Show that $\left|\int_C \frac{1}{z^2+1}\le\frac{1}{2\sqrt{5}}\right|$, where $C$ is the straight line segment from $z=2$ to $z=2+i$.
The contour length here is 1, so all we have to worry about is the M's value to get ML. We have to maximise the thing so we have to minimise the denominator using triangle inequality.
but when I do it, the answer is not matching with what I have to prove.
|z^2+1|≥||z^2|-1|
and since we need the minimum value we use z=2.
so 4-1 = 3.
I am getting 1/3, but the answer I have to prove is different.
Hint 1 For two complex numbers $z$ and $w$ (with $|z+w|>0$), we have $$\dfrac{1}{|z+w|}\le\dfrac{1}{||z|-|w||}.\tag{1}$$
Hint 2 Split $C$ into two straight line segments: $C_1$ from $2$ to the midpoint $m=2+i/2$ and $C_2$ from $m$ to $2+i$.

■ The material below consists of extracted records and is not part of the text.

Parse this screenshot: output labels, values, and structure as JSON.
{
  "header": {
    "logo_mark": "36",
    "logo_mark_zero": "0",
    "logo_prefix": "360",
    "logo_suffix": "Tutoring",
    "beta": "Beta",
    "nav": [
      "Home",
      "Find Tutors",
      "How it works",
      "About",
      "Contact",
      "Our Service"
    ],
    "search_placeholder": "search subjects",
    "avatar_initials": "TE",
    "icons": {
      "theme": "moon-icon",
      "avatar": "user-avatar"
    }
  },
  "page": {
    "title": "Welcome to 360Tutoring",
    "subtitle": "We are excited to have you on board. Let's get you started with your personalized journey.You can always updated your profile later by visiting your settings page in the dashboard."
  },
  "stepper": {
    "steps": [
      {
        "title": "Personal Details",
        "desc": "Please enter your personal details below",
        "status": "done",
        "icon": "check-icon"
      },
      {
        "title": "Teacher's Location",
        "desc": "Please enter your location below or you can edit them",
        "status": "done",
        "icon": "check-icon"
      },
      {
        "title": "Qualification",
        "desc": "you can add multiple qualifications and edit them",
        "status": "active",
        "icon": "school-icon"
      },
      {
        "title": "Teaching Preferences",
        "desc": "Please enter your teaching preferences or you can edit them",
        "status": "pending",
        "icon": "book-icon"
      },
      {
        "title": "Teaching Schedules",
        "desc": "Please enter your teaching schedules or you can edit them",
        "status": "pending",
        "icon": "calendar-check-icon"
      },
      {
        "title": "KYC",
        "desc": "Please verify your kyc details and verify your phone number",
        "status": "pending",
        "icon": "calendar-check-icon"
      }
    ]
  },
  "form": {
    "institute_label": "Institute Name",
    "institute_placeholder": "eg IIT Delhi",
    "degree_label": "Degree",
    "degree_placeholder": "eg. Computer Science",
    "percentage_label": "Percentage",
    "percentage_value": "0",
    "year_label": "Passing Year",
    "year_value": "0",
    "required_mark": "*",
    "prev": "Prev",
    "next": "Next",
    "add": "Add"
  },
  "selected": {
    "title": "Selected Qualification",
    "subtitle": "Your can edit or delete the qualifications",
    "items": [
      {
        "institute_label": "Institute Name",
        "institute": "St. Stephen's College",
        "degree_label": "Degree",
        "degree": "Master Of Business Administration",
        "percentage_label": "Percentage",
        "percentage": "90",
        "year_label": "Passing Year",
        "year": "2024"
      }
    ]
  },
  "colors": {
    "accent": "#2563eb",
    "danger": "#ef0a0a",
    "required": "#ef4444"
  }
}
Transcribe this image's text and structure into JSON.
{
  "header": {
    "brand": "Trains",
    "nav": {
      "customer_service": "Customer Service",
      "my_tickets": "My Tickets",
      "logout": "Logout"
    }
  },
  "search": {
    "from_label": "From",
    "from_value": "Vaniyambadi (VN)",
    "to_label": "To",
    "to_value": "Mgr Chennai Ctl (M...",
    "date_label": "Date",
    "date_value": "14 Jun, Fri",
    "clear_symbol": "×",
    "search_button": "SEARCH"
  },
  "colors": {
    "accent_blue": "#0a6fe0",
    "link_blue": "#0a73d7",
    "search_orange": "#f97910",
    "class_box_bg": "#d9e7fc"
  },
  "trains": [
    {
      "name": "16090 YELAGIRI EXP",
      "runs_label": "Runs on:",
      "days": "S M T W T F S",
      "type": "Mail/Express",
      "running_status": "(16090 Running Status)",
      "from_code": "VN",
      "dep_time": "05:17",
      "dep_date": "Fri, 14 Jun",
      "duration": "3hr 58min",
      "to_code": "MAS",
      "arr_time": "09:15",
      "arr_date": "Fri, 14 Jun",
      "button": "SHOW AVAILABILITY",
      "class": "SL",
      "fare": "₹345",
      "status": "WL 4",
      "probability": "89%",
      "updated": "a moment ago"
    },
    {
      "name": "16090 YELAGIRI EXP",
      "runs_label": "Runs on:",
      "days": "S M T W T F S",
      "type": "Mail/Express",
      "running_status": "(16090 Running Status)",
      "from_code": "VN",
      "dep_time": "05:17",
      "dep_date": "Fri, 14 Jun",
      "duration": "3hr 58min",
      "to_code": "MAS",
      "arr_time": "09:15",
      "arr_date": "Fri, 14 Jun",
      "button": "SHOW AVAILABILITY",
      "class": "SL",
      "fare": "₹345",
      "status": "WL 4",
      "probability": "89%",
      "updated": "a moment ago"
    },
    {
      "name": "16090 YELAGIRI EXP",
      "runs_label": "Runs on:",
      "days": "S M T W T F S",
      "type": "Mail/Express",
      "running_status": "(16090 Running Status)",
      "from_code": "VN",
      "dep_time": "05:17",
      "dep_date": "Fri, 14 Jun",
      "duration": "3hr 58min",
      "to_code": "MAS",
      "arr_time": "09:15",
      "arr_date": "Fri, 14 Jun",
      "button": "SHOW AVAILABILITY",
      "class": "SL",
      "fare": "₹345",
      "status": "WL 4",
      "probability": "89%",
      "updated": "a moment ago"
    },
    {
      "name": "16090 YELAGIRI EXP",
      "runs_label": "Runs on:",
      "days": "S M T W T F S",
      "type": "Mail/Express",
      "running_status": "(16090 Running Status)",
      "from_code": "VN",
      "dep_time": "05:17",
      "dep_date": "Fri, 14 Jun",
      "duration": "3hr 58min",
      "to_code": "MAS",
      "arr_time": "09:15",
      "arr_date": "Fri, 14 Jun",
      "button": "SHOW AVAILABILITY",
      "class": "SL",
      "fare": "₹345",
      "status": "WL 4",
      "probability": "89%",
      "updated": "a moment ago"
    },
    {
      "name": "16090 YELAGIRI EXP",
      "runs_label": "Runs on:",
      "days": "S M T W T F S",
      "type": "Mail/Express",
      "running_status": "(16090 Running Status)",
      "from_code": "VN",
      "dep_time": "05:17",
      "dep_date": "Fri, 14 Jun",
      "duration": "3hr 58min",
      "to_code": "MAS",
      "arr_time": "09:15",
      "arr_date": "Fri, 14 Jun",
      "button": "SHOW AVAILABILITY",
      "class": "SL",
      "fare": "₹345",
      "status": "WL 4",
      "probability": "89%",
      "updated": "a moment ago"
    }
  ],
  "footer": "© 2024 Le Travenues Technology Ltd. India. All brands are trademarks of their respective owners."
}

Added. For $z_1=x_1+iy_1\in C_1$, we have $|z_1|>2 $ and for $z_2=x_2+iy_2\in C_2$, we have $|z_2|>\frac{\sqrt{17}}{2} $. Now use $(1)$, for $w=1,z=z_1^2$:
$$\frac{1}{|z_1^2+1|} \le \frac{1}{||z_1^2|-1 |}=\frac{1}{||z_1|^2-1| |}\le \frac{1}{3},\tag{2}$$
and similarly to $$\frac{1}{|z_2^2+1|} \le\frac{4}{13}.\tag{3}$$ Finally, apply ML inequality to each integral (with $L=1/2$): $$\left|\int_{C_1} \frac{1}{z_1^2+1}\right|\le\frac{1}{6} \qquad\text{ and }\qquad\left|\int_{C_2} \frac{1}{z_2^2+1}\right|\le\frac{2}{13}.\tag{4}$$
Hence $$\left|\int_{C} \frac{1}{z^2+1}\right|\le\frac{1}{6}+\frac{2}{3}\le\frac{1}{2\sqrt{5}}.\tag{5}$$